Not nearly big enough!


----------



## Crothian (Sep 27, 2004)

Ya, it doesn't seem like that much...


----------



## LightPhoenix (Sep 27, 2004)

Heh, almost 2 GB exactly of forumy goodness.


----------



## cybertalus (Sep 27, 2004)

I always embarass myself when I do math in public, but anyway....

2,147,483,647 bytes is roughly 2.1 billion characters.  According to one website I found (not linked because it seems to be rather political) there are 6.3 billion people in the world in 2004.  That's as if one third of the population of the entire world had typed a single character on EN World.

2,147,483,647 bytes is roughly *2 gigabytes.  That's a *lot* of conversation.  Even if we're losing 20% to overhead stuff like message headers and indexes, that's still about 1.5 gigabytes of text.  (And I know nothing about databases, so the 20% was just a number I grabbed because it's nice and round.)

Since a byte equals a character, assuming 7 bytes per word (to allow for spaces, punctuation, VB code, and the like), that's almost 307 million words (not accounting for database overhead).

Anyone know what 307 million words is equivalent to in printed terms?  I'm certain it's way more than a paperback novel, and probably more than the collected works of Shakespeare, but is it closer to a set of encylopedias, the legal code for a small metropolis, the entire fiction section at the Library of Congress, or even more than that?*


----------



## Hand of Evil (Sep 27, 2004)

got my next lotto numbers!


----------



## Psionicist (Sep 27, 2004)

That is, exactly, the maximum value for a 32-bit signed integer.
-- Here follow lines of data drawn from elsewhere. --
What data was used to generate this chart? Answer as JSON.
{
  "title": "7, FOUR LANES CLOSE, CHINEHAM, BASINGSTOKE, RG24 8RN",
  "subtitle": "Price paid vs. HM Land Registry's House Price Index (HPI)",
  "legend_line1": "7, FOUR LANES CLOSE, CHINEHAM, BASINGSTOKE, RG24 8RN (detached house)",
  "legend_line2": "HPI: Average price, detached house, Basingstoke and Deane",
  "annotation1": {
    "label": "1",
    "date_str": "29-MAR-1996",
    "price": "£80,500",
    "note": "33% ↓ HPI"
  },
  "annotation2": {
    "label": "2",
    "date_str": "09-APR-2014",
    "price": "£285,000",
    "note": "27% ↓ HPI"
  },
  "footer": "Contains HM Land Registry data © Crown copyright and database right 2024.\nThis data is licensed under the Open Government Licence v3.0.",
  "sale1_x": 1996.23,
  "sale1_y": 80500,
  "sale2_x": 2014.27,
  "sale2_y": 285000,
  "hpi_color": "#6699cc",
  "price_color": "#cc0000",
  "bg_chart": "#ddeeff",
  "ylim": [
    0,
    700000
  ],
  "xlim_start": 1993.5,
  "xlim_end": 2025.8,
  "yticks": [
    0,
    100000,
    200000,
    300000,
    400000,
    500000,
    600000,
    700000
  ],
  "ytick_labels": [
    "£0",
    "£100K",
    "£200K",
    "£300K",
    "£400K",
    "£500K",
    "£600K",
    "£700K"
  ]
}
The maximum value for an unsigned integer is, in binary:

11111111111111111111111111111111

As you can se there are 32 ones, or "bits", above. Signed integers however, demands exactly one bit for the "sign", that is, if the value is negative or not. Remove 1 to get the maximum value:

1111111111111111111111111111111

In decimal this is 2^31-1, or exactly 2,147,483,647.

So, the database is probably even larger.
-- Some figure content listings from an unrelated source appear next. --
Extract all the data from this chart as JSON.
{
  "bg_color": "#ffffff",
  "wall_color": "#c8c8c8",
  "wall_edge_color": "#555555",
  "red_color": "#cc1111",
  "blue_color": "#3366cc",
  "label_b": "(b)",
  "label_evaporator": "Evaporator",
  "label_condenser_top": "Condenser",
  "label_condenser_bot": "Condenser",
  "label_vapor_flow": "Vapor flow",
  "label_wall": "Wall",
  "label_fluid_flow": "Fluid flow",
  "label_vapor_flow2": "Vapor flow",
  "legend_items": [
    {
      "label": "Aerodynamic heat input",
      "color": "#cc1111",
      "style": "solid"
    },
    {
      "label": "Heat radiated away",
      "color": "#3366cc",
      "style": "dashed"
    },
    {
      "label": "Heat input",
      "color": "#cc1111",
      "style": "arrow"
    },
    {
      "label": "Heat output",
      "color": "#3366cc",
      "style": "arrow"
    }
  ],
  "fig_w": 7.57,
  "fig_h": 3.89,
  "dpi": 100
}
Edit: Note to self: Do not convert ANYTHING to another base before  breakfast.


----------



## hong (Sep 27, 2004)

That's barely 3 CDs worth of pornographic movies. Not hardly enough conversation!


----------



## diaglo (Sep 27, 2004)

hong said:
			
		

> That's barely 3 CDs worth of pornographic movies. Not hardly enough conversation!





show us the pics


----------



## Gez (Oct 2, 2004)

Psionicist said:
			
		

> So, the database is probably even larger.




Well, it depends. With some systems, with a larger database, the size would become negative!

It's something I discovered when hacking saved games. Always type FF 7F in the hex file, because with FF FF you get -1. 7FFF is 32767, but add one to get 8000, and you have -32767.

(Yep, 7FFF is written FF 7F on PCs. Byte pairs are put in reverse order. Why? Because it wouldn't be confusing enough otherwise.)


----------